Don't forget one of the common phrases from the great American philosopher Casey Stengel, "I'm not Ned from the Third Reader!" Or maybe it's "OF the Third Reader".... (His other great phrase, "I didn't just fall off the turnip truck!") Who, or what, was the Third Reader? Hayford Peirce 20:43, 21 October 2010 (UTC)

The reference is to Lazy Ned who wouldn't pull his sled uphill. The Third Reader is McGuffey's Third Reader (a different Ned appears in some of the other Readers). I would suppose it is the 1879 edition and that Mr. Stengel went to school on the McGuffey Readers. I recall reading Henry Steele Commager's intro to the 1962 Signet Classic reprint of the Fifth Reader in which he lamented the fact that the passing of the Readers had deprived Americans of a set of common images. Time was (apparently) when a reference such as Stengel's would have been instantly understood by almost all Americans. No more. James F. Perry 21:26, 21 October 2010 (UTC)

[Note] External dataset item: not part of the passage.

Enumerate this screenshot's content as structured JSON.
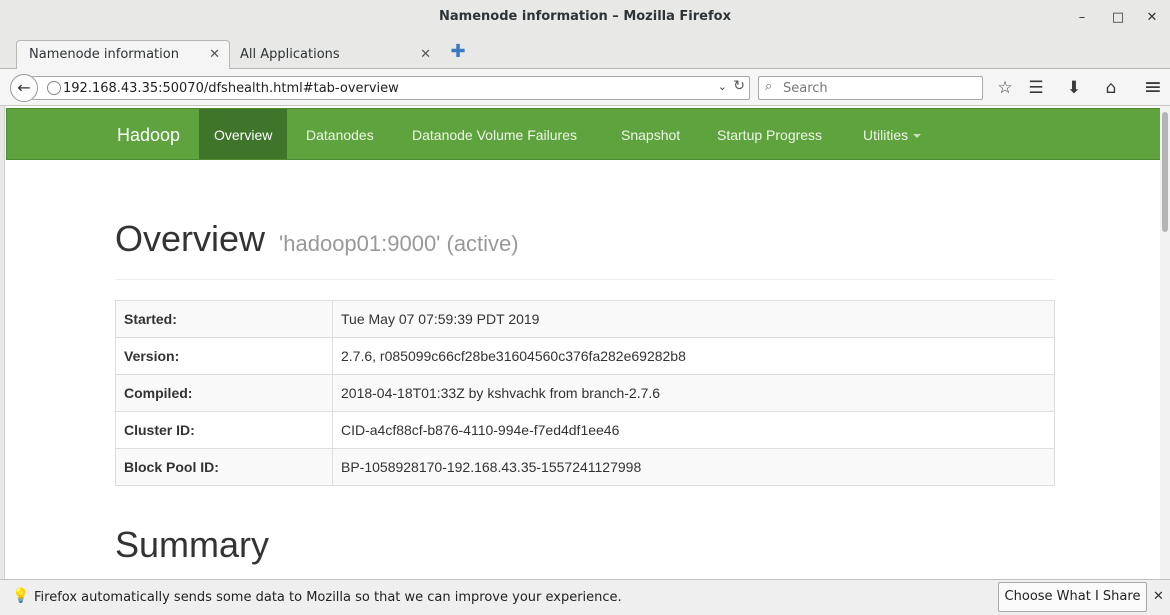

Thanks for the info! Casey was born in 1890, so would have been in grade school around 1900. As you say, there were once a whole bunch of common references (and assumptions) throughout American culture. My own first reader in the first grade was about "Alice and Jerry", as I recall, which was the Avis to Hertz's "Dick and Jane" or some such -- I think most kids for a couple of decades learned to read from one or the other.... Hayford Peirce 21:39, 21 October 2010 (UTC)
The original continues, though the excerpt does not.